The court held the relator had failed to “set forth the who, what, when, where, and how of the alleged fraud.” Because the complaint did not identify how the devices deviated from any required specification or contractual obligation, the court held that the pleadings were insufficient to support an “implied false certification” theory. The Fifth Circuit refused to recognize the “implied certification of an implied contract provision that is an implied prerequisite to payment.”
Moreover, the relator failed to show that in the absence of the merchantability provision the government would not have paid for the devices. The court had previously held that the government “may accept (and pay) for noncompliant commercial items.” Steury I, 625 F.3d at 270. In stark contrast to the relator’s allegations, this analysis confirms that the government’s payment is not conditioned on a warranty of merchantability. Even if the relator sought to rely on an “implied warranty of merchantability,” her argument fails because she would be asking the court to find a knowingly false claim from an implied certification of an implied contract provision—something the court refused to “reckon actionable.”

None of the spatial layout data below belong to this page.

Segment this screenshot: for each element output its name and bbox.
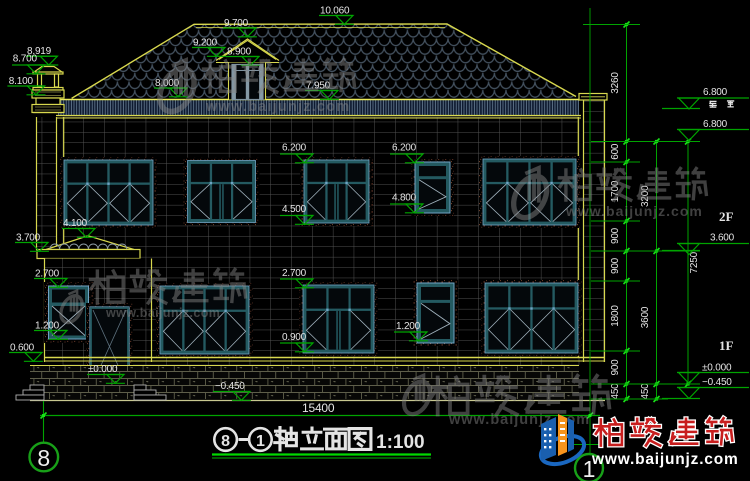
svg-text:www.baijunjz.com: www.baijunjz.com bbox=[591, 451, 739, 468]
svg-text:15400: 15400 bbox=[302, 401, 335, 415]
svg-text:600: 600 bbox=[610, 143, 621, 160]
svg-text:450: 450 bbox=[640, 383, 651, 400]
svg-text:6.200: 6.200 bbox=[282, 143, 307, 154]
svg-text:2F: 2F bbox=[719, 209, 734, 224]
svg-text:7250: 7250 bbox=[689, 251, 700, 273]
svg-text:900: 900 bbox=[610, 257, 621, 274]
svg-text:3600: 3600 bbox=[640, 306, 651, 328]
svg-text:−0.450: −0.450 bbox=[702, 377, 732, 388]
svg-text:1: 1 bbox=[256, 433, 265, 450]
svg-text:0.900: 0.900 bbox=[282, 332, 307, 343]
svg-text:www.baijunjz.com: www.baijunjz.com bbox=[565, 203, 703, 219]
svg-text:6.800: 6.800 bbox=[703, 119, 728, 130]
svg-text:4.800: 4.800 bbox=[392, 193, 417, 204]
svg-text:6.800: 6.800 bbox=[703, 87, 728, 98]
svg-text:8: 8 bbox=[37, 445, 50, 471]
svg-text:2.700: 2.700 bbox=[282, 268, 307, 279]
svg-text:www.baijunjz.com: www.baijunjz.com bbox=[105, 306, 220, 320]
svg-text:6.200: 6.200 bbox=[392, 143, 417, 154]
svg-text:1.200: 1.200 bbox=[396, 321, 421, 332]
svg-text:450: 450 bbox=[610, 383, 621, 400]
svg-text:1800: 1800 bbox=[610, 305, 621, 327]
svg-text:3260: 3260 bbox=[610, 72, 621, 94]
svg-text:www.baijunjz.com: www.baijunjz.com bbox=[205, 99, 350, 115]
svg-text:4.500: 4.500 bbox=[282, 204, 307, 215]
svg-text:1:100: 1:100 bbox=[376, 432, 425, 453]
svg-text:900: 900 bbox=[610, 227, 621, 244]
svg-text:8: 8 bbox=[221, 433, 230, 450]
svg-text:8.700: 8.700 bbox=[13, 54, 38, 65]
svg-text:1F: 1F bbox=[719, 338, 734, 353]
svg-text:900: 900 bbox=[610, 359, 621, 376]
svg-text:−0.450: −0.450 bbox=[215, 381, 245, 392]
svg-text:±0.000: ±0.000 bbox=[88, 364, 118, 375]
svg-text:3.600: 3.600 bbox=[710, 233, 735, 244]
svg-text:4.100: 4.100 bbox=[63, 218, 88, 229]
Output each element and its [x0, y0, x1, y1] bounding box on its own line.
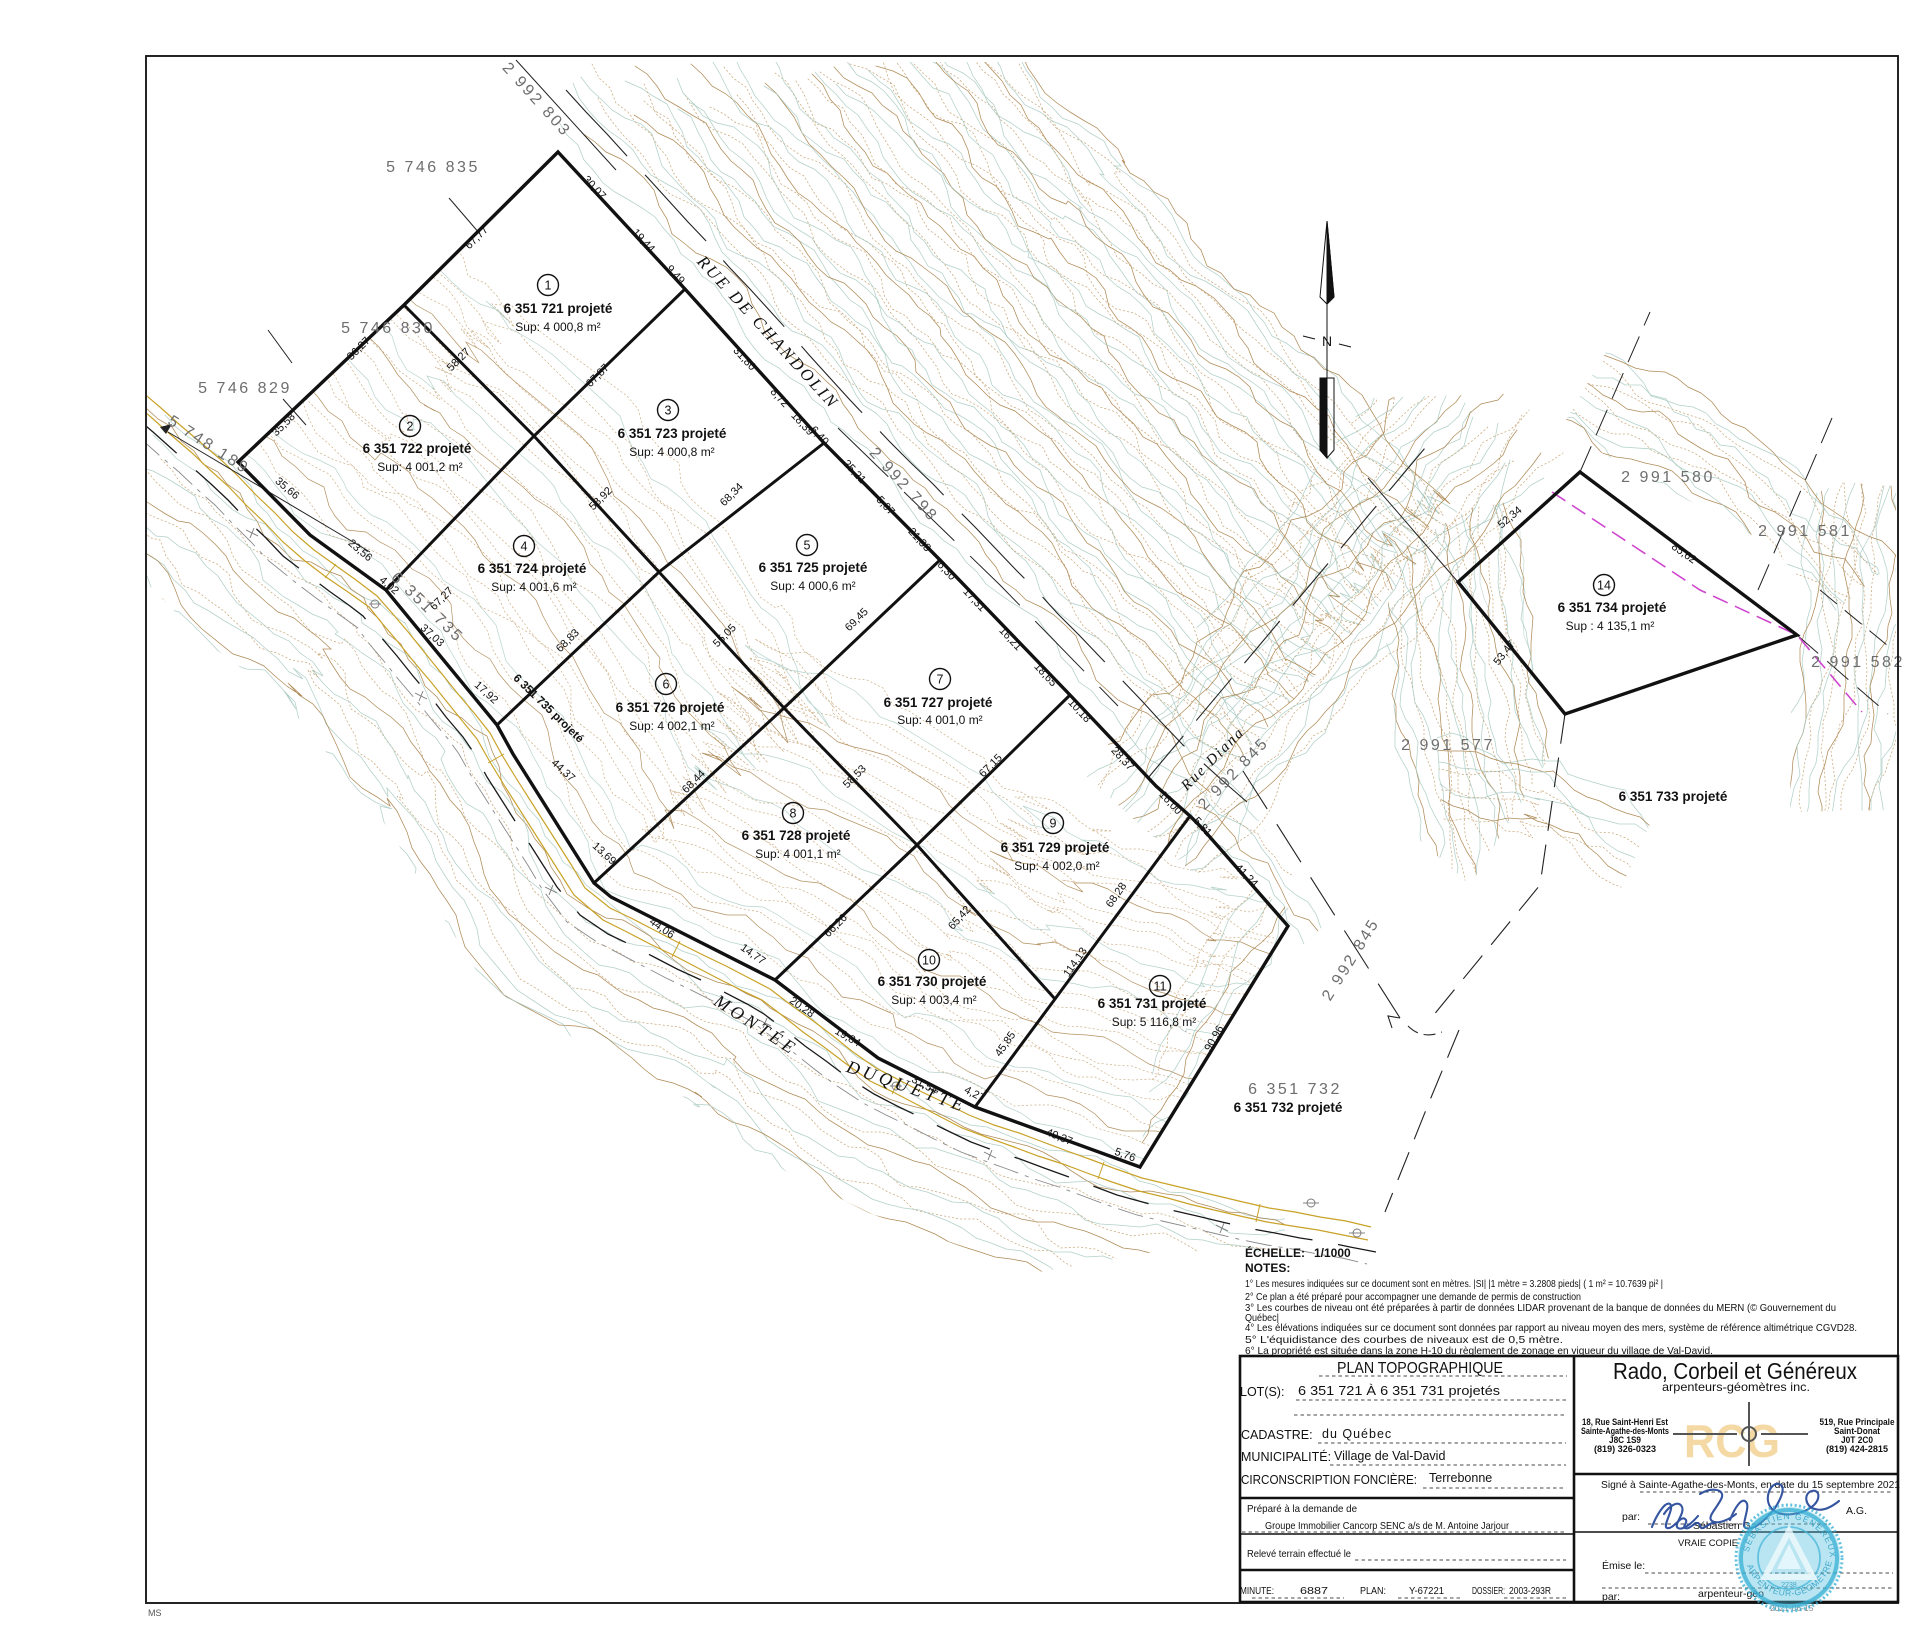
svg-text:6 351 731 projeté: 6 351 731 projeté [1098, 996, 1207, 1011]
svg-text:Émise le:: Émise le: [1602, 1559, 1645, 1572]
svg-text:PLAN:: PLAN: [1360, 1586, 1386, 1597]
svg-text:par:: par: [1602, 1591, 1620, 1603]
svg-text:CIRCONSCRIPTION FONCIÈRE:: CIRCONSCRIPTION FONCIÈRE: [1241, 1472, 1417, 1487]
svg-text:arpenteurs-géomètres inc.: arpenteurs-géomètres inc. [1662, 1380, 1810, 1394]
svg-text:6 351 734 projeté: 6 351 734 projeté [1558, 600, 1667, 615]
svg-text:6 351 728 projeté: 6 351 728 projeté [742, 828, 851, 843]
svg-text:11: 11 [1154, 980, 1167, 994]
svg-text:1: 1 [545, 279, 552, 293]
svg-text:MINUTE:: MINUTE: [1240, 1586, 1274, 1597]
svg-text:2003-293R: 2003-293R [1509, 1586, 1551, 1597]
svg-text:DOSSIER:: DOSSIER: [1472, 1586, 1505, 1597]
svg-text:6 351 722 projeté: 6 351 722 projeté [363, 441, 472, 456]
svg-text:10: 10 [922, 954, 936, 968]
svg-text:5 746 835: 5 746 835 [386, 159, 480, 176]
svg-text:Sup: 5 116,8 m²: Sup: 5 116,8 m² [1112, 1015, 1197, 1029]
svg-text:6 351 721 À 6 351 731 projetés: 6 351 721 À 6 351 731 projetés [1298, 1383, 1500, 1398]
svg-text:Sup: 4 001,2 m²: Sup: 4 001,2 m² [377, 460, 462, 474]
svg-text:3: 3 [665, 404, 672, 418]
svg-text:8: 8 [790, 807, 797, 821]
svg-text:VRAIE COPIE: VRAIE COPIE [1678, 1538, 1738, 1549]
svg-text:6887: 6887 [1300, 1586, 1329, 1597]
svg-text:6 351 724 projeté: 6 351 724 projeté [478, 561, 587, 576]
svg-text:2 991 582: 2 991 582 [1811, 654, 1905, 671]
svg-text:1/1000: 1/1000 [1314, 1246, 1351, 1260]
svg-text:5 746 829: 5 746 829 [198, 380, 292, 397]
svg-text:6 351 732: 6 351 732 [1248, 1081, 1342, 1098]
svg-text:6 351 725 projeté: 6 351 725 projeté [759, 560, 868, 575]
svg-text:RCG: RCG [1684, 1415, 1780, 1467]
svg-text:2238: 2238 [1781, 1582, 1797, 1589]
svg-text:4: 4 [521, 540, 528, 554]
svg-text:5: 5 [804, 539, 811, 553]
svg-text:Sup: 4 003,4 m²: Sup: 4 003,4 m² [891, 993, 976, 1007]
svg-text:par:: par: [1622, 1511, 1640, 1523]
svg-text:(819) 424-2815: (819) 424-2815 [1826, 1444, 1888, 1454]
svg-text:1° Les mesures indiquées sur c: 1° Les mesures indiquées sur ce document… [1245, 1278, 1663, 1290]
svg-text:Sup: 4 001,1 m²: Sup: 4 001,1 m² [755, 847, 840, 861]
svg-text:7: 7 [937, 673, 944, 687]
svg-text:du Québec: du Québec [1322, 1427, 1392, 1441]
svg-text:6 351 721 projeté: 6 351 721 projeté [504, 301, 613, 316]
svg-text:MUNICIPALITÉ:: MUNICIPALITÉ: [1241, 1449, 1331, 1464]
svg-text:Terrebonne: Terrebonne [1429, 1471, 1492, 1485]
svg-text:5 746 830: 5 746 830 [341, 320, 435, 337]
svg-text:Sup: 4 000,6 m²: Sup: 4 000,6 m² [770, 579, 855, 593]
svg-text:3° Les courbes de niveau ont é: 3° Les courbes de niveau ont été préparé… [1245, 1302, 1836, 1314]
svg-text:14: 14 [1597, 579, 1611, 593]
svg-text:LOT(S):: LOT(S): [1240, 1385, 1284, 1399]
svg-text:6 351 732 projeté: 6 351 732 projeté [1234, 1100, 1343, 1115]
svg-text:PLAN TOPOGRAPHIQUE: PLAN TOPOGRAPHIQUE [1337, 1360, 1503, 1377]
svg-text:Sup: 4 000,8 m²: Sup: 4 000,8 m² [629, 445, 714, 459]
svg-text:A.G.: A.G. [1846, 1505, 1867, 1517]
svg-text:Groupe Immobilier Cancorp SENC: Groupe Immobilier Cancorp SENC a/s de M.… [1265, 1520, 1509, 1532]
svg-text:2 991 581: 2 991 581 [1758, 523, 1852, 540]
svg-text:Sup: 4 001,6 m²: Sup: 4 001,6 m² [491, 580, 576, 594]
svg-text:6 351 727 projeté: 6 351 727 projeté [884, 695, 993, 710]
svg-text:MS: MS [148, 1608, 162, 1618]
svg-text:Sup: 4 002,1 m²: Sup: 4 002,1 m² [629, 719, 714, 733]
svg-text:ÉCHELLE:: ÉCHELLE: [1245, 1245, 1305, 1260]
svg-text:Relevé terrain effectué le: Relevé terrain effectué le [1247, 1548, 1351, 1560]
svg-text:6 351 733 projeté: 6 351 733 projeté [1619, 789, 1728, 804]
svg-text:Sup: 4 000,8 m²: Sup: 4 000,8 m² [515, 320, 600, 334]
svg-text:2: 2 [407, 420, 414, 434]
svg-text:Signé à Sainte-Agathe-des-Mo: Signé à Sainte-Agathe-des-Monts, en date… [1601, 1480, 1900, 1491]
svg-text:2 991 577: 2 991 577 [1401, 737, 1495, 754]
svg-text:6 351 730 projeté: 6 351 730 projeté [878, 974, 987, 989]
svg-text:9: 9 [1050, 817, 1057, 831]
svg-text:6 351 723 projeté: 6 351 723 projeté [618, 426, 727, 441]
svg-text:Sup : 4 135,1 m²: Sup : 4 135,1 m² [1566, 619, 1655, 633]
svg-text:Préparé à la demande de: Préparé à la demande de [1247, 1503, 1357, 1515]
svg-text:Sup: 4 001,0 m²: Sup: 4 001,0 m² [897, 713, 982, 727]
svg-text:6: 6 [663, 678, 670, 692]
svg-text:Sup: 4 002,0 m²: Sup: 4 002,0 m² [1014, 859, 1099, 873]
svg-text:CADASTRE:: CADASTRE: [1241, 1428, 1313, 1442]
svg-text:6 351 729 projeté: 6 351 729 projeté [1001, 840, 1110, 855]
svg-text:4° Les élévations indiquées su: 4° Les élévations indiquées sur ce docum… [1245, 1322, 1857, 1334]
svg-text:Village de Val-David: Village de Val-David [1334, 1449, 1445, 1463]
svg-text:N: N [1322, 333, 1332, 349]
svg-text:NOTES:: NOTES: [1245, 1261, 1290, 1275]
svg-text:2 991 580: 2 991 580 [1621, 469, 1715, 486]
svg-text:Y-67221: Y-67221 [1409, 1586, 1444, 1597]
svg-text:6 351 726 projeté: 6 351 726 projeté [616, 700, 725, 715]
svg-text:(819) 326-0323: (819) 326-0323 [1594, 1444, 1656, 1454]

The Fifth Circuit did not address the relator’s “worthless goods” theory because her complaint similarly failed to plead it with the requisite particularity. She did not point to a single device that was sold to the government over a period of nine years that was ever found to be deficient or worthless.
In his concurring opinion, Judge Higginson urged the court to restore Congress’s statutory distinction between falisity and fraud and apply the “common-sense” understanding of those terms. Because the relator failed to allege that an invoice presented by defendant “contained, on its face, a factual assertion capable of confirmation or contradiction that was untrue when made,” the claim was not “false” under the FCA. Nor was the claim “fraudulent” under the FCA because the relator failed to allege that the defendant knew about the device’s defects but, intending to deceive, sold them anyway.